From the outset, Season 2 signals an intention to broaden its focus beyond palace intrigue within a single blended family in a few castles. We open not in King’s Landing or Dragonstone, but in Winterfell, the seat of the Stark family whose own dissolution formed the backbone of “Game of Thrones.” The purpose of the excursion north is not only to highlight historical parallels; this indicates that “House of the Dragon” is shifting its focus from the Targaryens’ intimate dynamics to their disastrous continent-wide consequences. “When princes lose their temper,” warns a character, “it is often others who suffer.” »

The point is made bluntly, and only reinforced by lurid spectacles seemingly designed to refute Truffaut’s apocryphal quote that there is no such thing as an anti-war film. (Or a TV show with the budget of a box office tentpole.) An argument between two bickering teenagers heads straight to a corpse-strewn battlefield; A modest family living in a blocked city worries about soaring food prices. These exchanges do not take place between our main anti-heroes, but between minor, even anonymous, characters who we may never hear from again. Cumulatively, they represent the masses who have nothing to gain from two camps armed with the magical equivalent of nuclear bombs engaged in mutually assured annihilation.

This thread draws on long-standing themes from the “Game of Thrones” universe. (Martin’s original novels, “A Song of Ice and Fire,” made it clear that armies of all sides, no matter how righteous their commanders’ cause, would engage in small atrocities like rape and theft if they were given an excuse.) There is always an added sense of the futility of “House of the Dragon”. Ned Stark may have been naive, but there was a clear morality to his initial search for the truth that applied less to Rhaenyra, a blatant runner – much like Ned’s adversary, Cersei Lannister! – who clings to his birthright primarily out of personal grievance. And as the war intensifies, calmer heads on both sides are gradually pushed aside in favor of bloodthirsty hardliners like Daemon (Matt Smith), Aemond’s uncle/husband and of Rhaenyra, whose one-upmanship makes peace more and more impossible. “Soon they won’t even remember why they started the war,” laments Rhaenys (Eve Best), Rhaenyra’s aunt. One of the even-tempered types on the losing side of this fictional story, Rhaenys was herself passed over for the Iron Throne. She has lived long enough to see history repeat itself, and the viewer brings their own knowledge of what awaits generations to come.
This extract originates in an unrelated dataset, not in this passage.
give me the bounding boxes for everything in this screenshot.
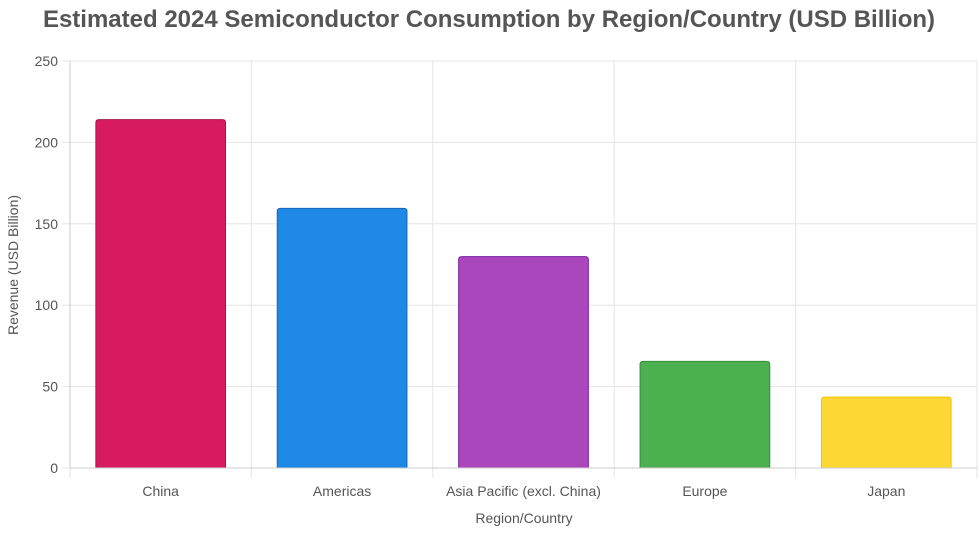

That future, of course, includes a horde of ice zombies coming for a kingdom left without the dragons that serve as its best defense, a near-extinction tied directly to the Dance and its winged victims. At first, I balked at the way “House of the Dragon” retroactively transformed the dynasty’s founder, Aegon the Conqueror, into a prophet passing his apocalyptic dream down through the generations. But in season 2, this device effectively highlights the damage caused by the war. Rhaenyra claims to act with the predictions of the prophecy in mind; in reality, it only guarantees that they will come true.

The oppressive atmosphere can make “House of the Dragon” a trial to watch, albeit in a way that speaks to its power. (Any show that gives you bad dreams, as these episodes did for me, has worked its way deep into the subconscious.) There are occasional challenges to the show’s cultivated sense of reality, like the patently absurd idea that the 30-year-old Cooke is a grandmother. But for the most part, the widespread empathy that “Game of Thrones” cultivates for its many protagonists is deployed here to explain what might lead otherwise sane people to cold-bloodedly murder family members and honestly believe that They had no other choice. It’s a worldview rarely illustrated on this scale. Most blockbusters need a happy ending to attract crowds. After making a saga where blood flows freely and incest is normalized, television’s biggest attraction, “House of the Dragon” doesn’t feel the need to spare our feelings.

“House of the Dragon” Season 2 premieres on HBO and Max on June 16 at 9 p.m. ET, with remaining episodes airing weekly on Sundays.